From the angle of animal rights there is criticism of intensive insect farming. For example, lobby organization Eurogroup for Animals wrote in 2021 that there is too little knowledge about the welfare of insects. There is some evidence that insects can also experience pain.

In 2019, following the opening of the nursery in Bergen op Zoom, Esther Ouwehand of the Party for the Animals spoke of a “quasi-green development”. “We are now going to set up an entire industry to maintain the factory farming industry,” she told NOS at the time.

“Intensive farming suits insects better than other animals,” says Battenberg. “They also naturally huddle close together. That is their survival mechanism. Unlike mammals, they don’t have that need for space.” The larvae are slaughtered, says Battenberg, by washing them with cold water. “That makes them drowsy, and then they quickly grind.”

Eurogroup for Animals also warned of disease spread.
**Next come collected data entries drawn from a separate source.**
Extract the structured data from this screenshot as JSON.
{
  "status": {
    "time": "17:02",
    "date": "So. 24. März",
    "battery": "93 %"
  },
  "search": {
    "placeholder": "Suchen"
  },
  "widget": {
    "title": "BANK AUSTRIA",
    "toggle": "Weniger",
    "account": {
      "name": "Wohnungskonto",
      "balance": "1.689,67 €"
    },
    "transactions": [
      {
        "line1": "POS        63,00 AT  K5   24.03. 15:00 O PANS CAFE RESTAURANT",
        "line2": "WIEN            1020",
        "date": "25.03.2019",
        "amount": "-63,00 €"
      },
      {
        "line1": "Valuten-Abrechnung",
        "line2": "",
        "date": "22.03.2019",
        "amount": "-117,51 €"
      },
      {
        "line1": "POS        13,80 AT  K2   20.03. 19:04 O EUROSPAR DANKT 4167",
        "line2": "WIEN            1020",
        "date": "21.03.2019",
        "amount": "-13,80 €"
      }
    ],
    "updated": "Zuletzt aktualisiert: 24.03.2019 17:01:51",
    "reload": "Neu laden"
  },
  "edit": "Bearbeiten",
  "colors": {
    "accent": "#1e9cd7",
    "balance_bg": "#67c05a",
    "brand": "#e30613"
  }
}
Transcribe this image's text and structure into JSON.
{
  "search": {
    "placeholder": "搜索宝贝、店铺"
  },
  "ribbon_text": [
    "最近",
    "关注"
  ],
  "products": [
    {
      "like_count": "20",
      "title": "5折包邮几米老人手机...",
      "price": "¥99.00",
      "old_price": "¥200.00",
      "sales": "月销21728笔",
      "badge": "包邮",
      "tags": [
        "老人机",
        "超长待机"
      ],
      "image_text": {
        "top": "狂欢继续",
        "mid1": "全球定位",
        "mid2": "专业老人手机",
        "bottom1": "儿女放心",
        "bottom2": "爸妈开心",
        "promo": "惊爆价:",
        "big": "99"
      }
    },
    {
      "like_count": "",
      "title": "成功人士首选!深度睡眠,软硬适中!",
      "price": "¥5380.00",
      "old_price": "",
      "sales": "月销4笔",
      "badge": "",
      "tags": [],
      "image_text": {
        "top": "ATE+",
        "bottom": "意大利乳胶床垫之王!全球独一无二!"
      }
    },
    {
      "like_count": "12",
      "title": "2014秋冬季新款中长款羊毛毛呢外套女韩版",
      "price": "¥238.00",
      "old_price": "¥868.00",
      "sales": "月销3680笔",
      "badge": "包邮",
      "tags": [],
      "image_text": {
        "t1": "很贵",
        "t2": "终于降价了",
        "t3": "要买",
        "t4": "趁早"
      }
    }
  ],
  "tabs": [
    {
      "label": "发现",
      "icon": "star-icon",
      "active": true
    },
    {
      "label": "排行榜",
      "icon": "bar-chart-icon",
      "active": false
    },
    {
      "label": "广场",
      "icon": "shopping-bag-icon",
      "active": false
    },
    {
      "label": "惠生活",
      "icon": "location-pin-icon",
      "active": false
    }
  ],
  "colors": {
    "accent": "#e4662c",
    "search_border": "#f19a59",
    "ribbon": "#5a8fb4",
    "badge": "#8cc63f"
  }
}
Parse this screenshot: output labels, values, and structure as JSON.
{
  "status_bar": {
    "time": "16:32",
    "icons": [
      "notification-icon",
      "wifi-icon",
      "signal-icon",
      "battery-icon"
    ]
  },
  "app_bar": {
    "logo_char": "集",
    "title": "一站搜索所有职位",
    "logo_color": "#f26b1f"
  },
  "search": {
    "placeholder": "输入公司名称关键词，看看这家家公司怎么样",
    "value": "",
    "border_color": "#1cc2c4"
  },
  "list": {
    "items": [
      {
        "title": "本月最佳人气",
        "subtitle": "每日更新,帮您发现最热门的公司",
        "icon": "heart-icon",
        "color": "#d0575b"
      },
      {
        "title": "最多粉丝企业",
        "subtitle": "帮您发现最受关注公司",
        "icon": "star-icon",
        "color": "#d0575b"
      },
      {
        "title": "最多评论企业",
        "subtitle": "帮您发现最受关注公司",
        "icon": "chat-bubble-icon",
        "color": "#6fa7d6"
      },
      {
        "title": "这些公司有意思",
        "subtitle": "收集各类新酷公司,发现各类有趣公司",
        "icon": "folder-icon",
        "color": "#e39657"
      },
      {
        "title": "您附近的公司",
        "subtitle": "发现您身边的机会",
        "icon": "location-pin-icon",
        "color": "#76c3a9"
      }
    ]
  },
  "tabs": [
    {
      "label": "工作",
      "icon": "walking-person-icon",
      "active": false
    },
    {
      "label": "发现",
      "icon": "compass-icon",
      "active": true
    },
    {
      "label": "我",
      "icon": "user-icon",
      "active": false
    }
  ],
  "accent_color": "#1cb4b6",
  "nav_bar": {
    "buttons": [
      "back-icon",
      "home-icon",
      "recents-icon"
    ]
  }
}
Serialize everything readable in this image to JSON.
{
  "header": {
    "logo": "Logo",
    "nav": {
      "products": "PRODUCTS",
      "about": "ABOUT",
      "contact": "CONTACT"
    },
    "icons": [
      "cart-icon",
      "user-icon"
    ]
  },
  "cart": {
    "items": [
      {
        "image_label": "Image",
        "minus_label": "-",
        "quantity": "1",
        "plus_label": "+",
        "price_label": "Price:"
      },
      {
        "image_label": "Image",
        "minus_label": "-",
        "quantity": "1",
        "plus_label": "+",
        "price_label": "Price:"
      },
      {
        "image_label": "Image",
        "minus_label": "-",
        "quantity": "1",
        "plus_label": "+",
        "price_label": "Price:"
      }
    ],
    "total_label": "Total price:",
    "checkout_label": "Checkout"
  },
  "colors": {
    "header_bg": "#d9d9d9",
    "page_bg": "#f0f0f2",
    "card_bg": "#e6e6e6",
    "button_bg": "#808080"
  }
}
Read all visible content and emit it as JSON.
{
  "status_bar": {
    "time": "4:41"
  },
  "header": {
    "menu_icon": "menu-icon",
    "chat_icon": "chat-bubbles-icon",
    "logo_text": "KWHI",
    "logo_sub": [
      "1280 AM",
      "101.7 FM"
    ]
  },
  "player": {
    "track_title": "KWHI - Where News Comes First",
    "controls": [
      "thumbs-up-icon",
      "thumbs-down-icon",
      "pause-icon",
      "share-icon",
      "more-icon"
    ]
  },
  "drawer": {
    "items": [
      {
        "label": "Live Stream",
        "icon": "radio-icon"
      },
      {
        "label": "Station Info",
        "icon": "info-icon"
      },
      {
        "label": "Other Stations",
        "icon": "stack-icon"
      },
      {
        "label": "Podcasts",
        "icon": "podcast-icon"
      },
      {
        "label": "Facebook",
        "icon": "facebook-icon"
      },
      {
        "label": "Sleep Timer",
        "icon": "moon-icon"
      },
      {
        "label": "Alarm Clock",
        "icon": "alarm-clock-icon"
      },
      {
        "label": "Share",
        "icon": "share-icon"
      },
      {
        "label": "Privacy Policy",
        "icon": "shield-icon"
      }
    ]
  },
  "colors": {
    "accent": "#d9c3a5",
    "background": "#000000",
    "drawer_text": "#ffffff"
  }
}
Intensive fly farming would entail similar risks of disease development as other forms of intensive animal husbandry. According to Protix, this is different. “We keep a close eye on the science,” says Battenberg. “As far as is known, no disease has yet been found in the black soldier fly. The animal has a good immune system and is hygienic. As a flying adult, he doesn’t even eat anymore. The only function it then has is to reproduce.”

“Look,” she says, pointing to the head of the fly. “He doesn’t even really have a mouth. Just a kind of sponge for water. He lives for about a week and then dies.”

The factory full of treadmills, on which the crates with insects slide at high speed, is intended to give nature a helping hand. But nature itself is hard to find in the huge industrial halls. Still, says Battenberg, “it has to be on such a large scale. Otherwise you have no impact on a sector.”

Nature is an inspiration for the factory, she says. “Nothing is left over, everything is used. We use residual flows from the food industry as food, the larvae for proteins and fats, and we also use the faeces and skins as natural fertilizer.”